Shelley Bonnin, 48, Charlotte: One year we decided to cook a turkey in a bucket. The idea was given to us by the family with whom we used to share Panthers’ tickets. Basically, you cover some flat ground outside with lots of aluminum foil, then you place a marinated turkey upside down on a metal stake in the ground, making sure the turkey is not touching the ground. You put a metal bucket upside down over the turkey. You surround the outside base of the bucket with charcoal. Light the charcoal and 2 hours later the turkey is done.

We were so nervous about trying this that we roasted a turkey in the oven as well. Despite our worries, everything seemed to go smoothly with the bucket turkey. When we put all the food out for the big Thanksgiving dinner, we put out both turkeys, so everyone could compare. The bucket turkey was the best we had ever had, and we have never roasted the turkey in the oven since.

Editor’s Note: Food editor Kathleen Purvis just wrote about this method for making a turkey. For more details, go to goo.gl/Etg4YK

Must-have pies

Lynn Lyons, 52, Charlotte: We are “pie people.” Don’t get me wrong – we certainly enjoy cake, but it’s pie that really excites my family.

All the holidays were celebrated at my parents’ home. After my dad passed away, everyone gathered at my home. We celebrated there for more than 20 years. Thanksgiving quickly became my favorite holiday to host. I love to cook and bake and “the more the merrier” is my mantra.

It’s through trial and error, and a very opinionated and forgiving clan that I “perfected” my pie-making skills. The annual pie count quickly grew from one to four – all the same kinds, every year.

I started with a traditional pumpkin pie recipe, straight out of a “Better Homes and Gardens” cookbook, and made it my own by enhancing the spices.

My brother, who has Type 1 diabetes, asked me to try my hand at a sugar-free apple pie. It’s an unwritten rule that we take only a sliver so he can take home what’s left, because that’s a real treat for him.

When my mom met someone special, he requested coconut cream pie. So I called on my trusty Southern Living magazine, and I wasn’t let down.

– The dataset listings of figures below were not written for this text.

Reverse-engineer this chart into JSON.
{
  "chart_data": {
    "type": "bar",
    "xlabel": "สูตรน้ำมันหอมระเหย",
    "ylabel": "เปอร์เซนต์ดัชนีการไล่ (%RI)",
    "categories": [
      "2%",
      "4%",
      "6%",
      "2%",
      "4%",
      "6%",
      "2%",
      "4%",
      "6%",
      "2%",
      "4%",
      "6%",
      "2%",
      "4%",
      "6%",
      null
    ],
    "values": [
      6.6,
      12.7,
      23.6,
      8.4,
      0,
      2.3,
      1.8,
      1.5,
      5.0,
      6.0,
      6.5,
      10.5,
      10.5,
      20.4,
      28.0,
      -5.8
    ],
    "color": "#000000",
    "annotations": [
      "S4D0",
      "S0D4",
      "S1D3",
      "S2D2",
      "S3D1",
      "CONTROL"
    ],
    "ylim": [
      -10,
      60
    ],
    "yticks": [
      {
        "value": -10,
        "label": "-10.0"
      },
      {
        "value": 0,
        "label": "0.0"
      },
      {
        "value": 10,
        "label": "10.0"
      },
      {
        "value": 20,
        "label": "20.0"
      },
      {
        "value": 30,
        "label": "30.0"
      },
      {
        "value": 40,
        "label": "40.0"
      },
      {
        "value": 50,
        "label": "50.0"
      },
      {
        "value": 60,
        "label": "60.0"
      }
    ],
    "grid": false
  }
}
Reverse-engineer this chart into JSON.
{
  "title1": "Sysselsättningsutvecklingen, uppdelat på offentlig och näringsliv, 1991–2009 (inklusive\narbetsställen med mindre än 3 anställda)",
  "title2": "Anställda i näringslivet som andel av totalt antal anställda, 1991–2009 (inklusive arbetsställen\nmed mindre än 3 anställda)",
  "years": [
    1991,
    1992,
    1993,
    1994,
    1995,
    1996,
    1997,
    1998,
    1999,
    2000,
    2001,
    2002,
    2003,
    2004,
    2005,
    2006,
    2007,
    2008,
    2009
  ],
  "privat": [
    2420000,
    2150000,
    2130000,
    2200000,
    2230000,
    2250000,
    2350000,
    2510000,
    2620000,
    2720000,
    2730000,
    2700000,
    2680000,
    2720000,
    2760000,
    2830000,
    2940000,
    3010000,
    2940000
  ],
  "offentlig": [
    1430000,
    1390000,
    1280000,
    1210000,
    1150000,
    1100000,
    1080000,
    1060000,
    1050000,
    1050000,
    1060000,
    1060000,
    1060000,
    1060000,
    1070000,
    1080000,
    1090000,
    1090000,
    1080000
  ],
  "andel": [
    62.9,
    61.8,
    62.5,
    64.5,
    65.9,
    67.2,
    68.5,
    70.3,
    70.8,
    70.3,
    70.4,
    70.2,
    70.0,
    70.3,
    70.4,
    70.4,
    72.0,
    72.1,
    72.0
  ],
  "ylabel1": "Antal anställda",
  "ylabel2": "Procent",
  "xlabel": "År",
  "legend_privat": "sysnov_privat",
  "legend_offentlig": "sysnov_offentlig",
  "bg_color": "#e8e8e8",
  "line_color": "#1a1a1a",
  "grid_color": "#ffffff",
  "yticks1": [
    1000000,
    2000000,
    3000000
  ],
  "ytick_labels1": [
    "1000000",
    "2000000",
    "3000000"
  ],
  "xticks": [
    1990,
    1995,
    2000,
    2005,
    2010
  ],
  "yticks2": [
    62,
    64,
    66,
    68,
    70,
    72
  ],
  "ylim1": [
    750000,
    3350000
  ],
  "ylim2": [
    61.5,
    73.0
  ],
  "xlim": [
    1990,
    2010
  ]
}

And neither was he.

My husband clamored for a sugar-free blackberry pie when he had to start watching his sugar intake. And that indeed evoked a smile from him that any wife would be proud to have directed at her.

Now that my husband and I live in North Carolina, I want to try my hand at a pecan pie (pronounced pe-KHAN where I come from).

This will be our first Thanksgiving without our spirited mom, and we will be somewhat scattered throughout the South, each searching for new traditions to cultivate. Yes, it will be very different this year, but we will give thanks for all the time we were given with mom, for all being in one place for so many holidays, and for the extended family and friends who became part of our annual celebration. And we wouldn’t have had it any other way.